‘Tis the season for changing leaves and spooky pumpkins. For most people, fall means cooler temperatures, raking leaves and weekend footballs games along with the knowledge that the holiday season is not far away. Whether you’re biggest temptation is Halloween goodies or Christmas cookies, fall also brings with it a host of tummy troubles and, of course, cold and flu season.
The Centers for Disease Control and Prevention say that influenza is really a threat all year long, but it peaks during fall and winter and is especially prevalent during the months of December and February. According to the CDC, the average flu season even stretches into May.
That is why your family doctor will start encouraging you to take steps to keep from getting sick right around September and October. Consider four tips that will help you and your family remain healthy this year through the fall and winter months.
What constitutes seasonal produce though? It depends on where you live. People living in California might look for avocados, apples and even cantaloupe during the fall months. If you live in Nebraska, though, look for mint, peppers and, of course, pumpkins.
It’s important to add plenty of seasonal fruits and vegetables to your diet because they provide the most nutrition. It’s possible that food grown locally will have fewer pesticides and herbicides, as well. In addition, local vegetables have a ‘local’ load of bacteria that your body is more familiar with such as non pathogenic forms of E. coli. The local, familiar bacterial load is one of the best reasons for locally grown preference. Don’t be afraid to ask growers at your local farmer’s market about how the food is grown and what kinds of pesticides they use before purchasing. Keeping it local also gives back to the community, which is always a plus.
Your body’s need for water doesn’t change just because the temperature drops. Unfortunately, you might feel like drinking less water because you’re not outdoors as much or dealing with the heat.
Drinking water helps maintain fluid balance whether it’s July or December. A lack of it can affect digestion, circulation, body temperature and the transportation of nutrients. Water will also keep you from binging on all those goodies that pop up in fall and winter like candy and cookies. Drinking a glass of water before Thanksgiving dinner, for example, is an effective strategy to keep from overeating.

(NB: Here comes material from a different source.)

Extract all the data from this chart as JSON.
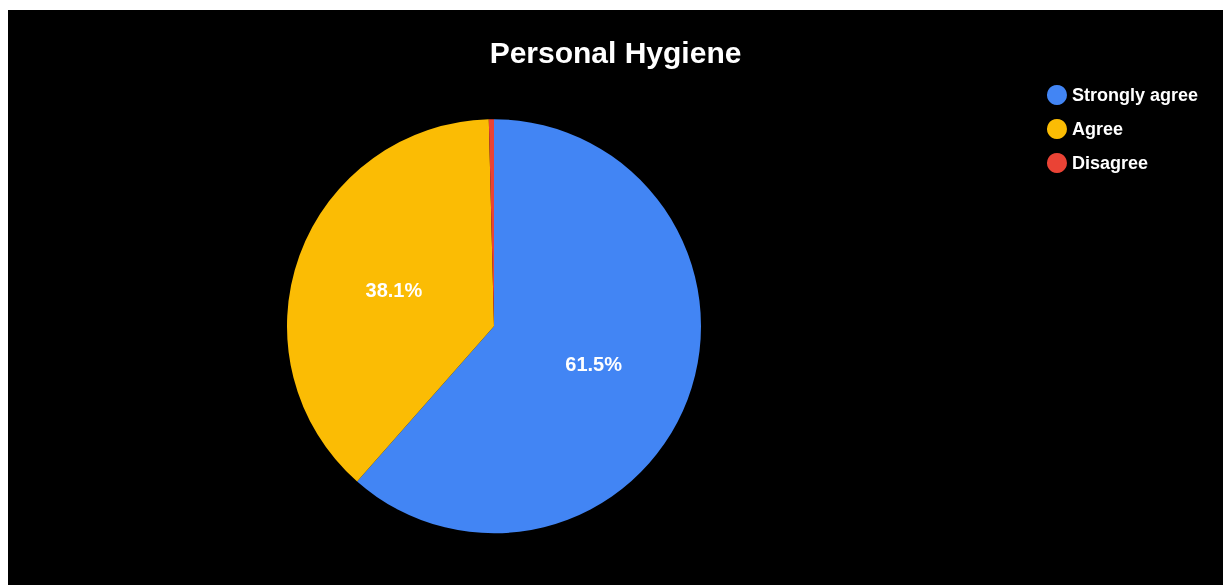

Water doesn’t have to be boring, though. You can try drinking different kinds of teas as the air gets cooler outside. Maybe make a game of it for the whole family using a free water app to manage your intake. No matter how you go about making sure you get plenty of water, it’s a positive way to support your immune system and improve your overall health.
Sleep habits play an important role in fighting off colds and the flu, according to one 2009 study. Researchers from Pennsylvania studied the sleep habits of 153 men and women for 14 straight days. What they found was poor sleep and short sleep durations — typically under seven hours — could triple a person’s risk of catching the common cold. They suggest that eight hours or more of sleep enhances the immune system, making it easier to avoid getting sick.
You might not immediately connect the dots between your gut and your immune system but almost 80 percent of immune cells are located there. Dan Peterson, an assistant professor at Johns Hopkins University School of Medicine explains that the cells lining the gut excrete large quantities of antibodies that help fight off infection. The pathogens that cause disease enter the body through the gut, too. Probiotics are essential to good gut health. Considering that most of the immune system is in the gut, that’s a critical part of staying healthy. Try Natren’s Healthy Trinity that can provide targeted support to all key regions of your gastrointestinal tract. If you’re traveling during the holidays it’s a great idea to start on a probiotic regimen a few weeks before your trip as well as taking them during and after your trip for the best possible results. For more information on traveling with probiotics visit us here: https://www.natren.com/probiotics-travel.html
Fall is a wonderful time of year, so enjoy the crisp air and cooler temperatures, just be ready for cold and flu season when it hits.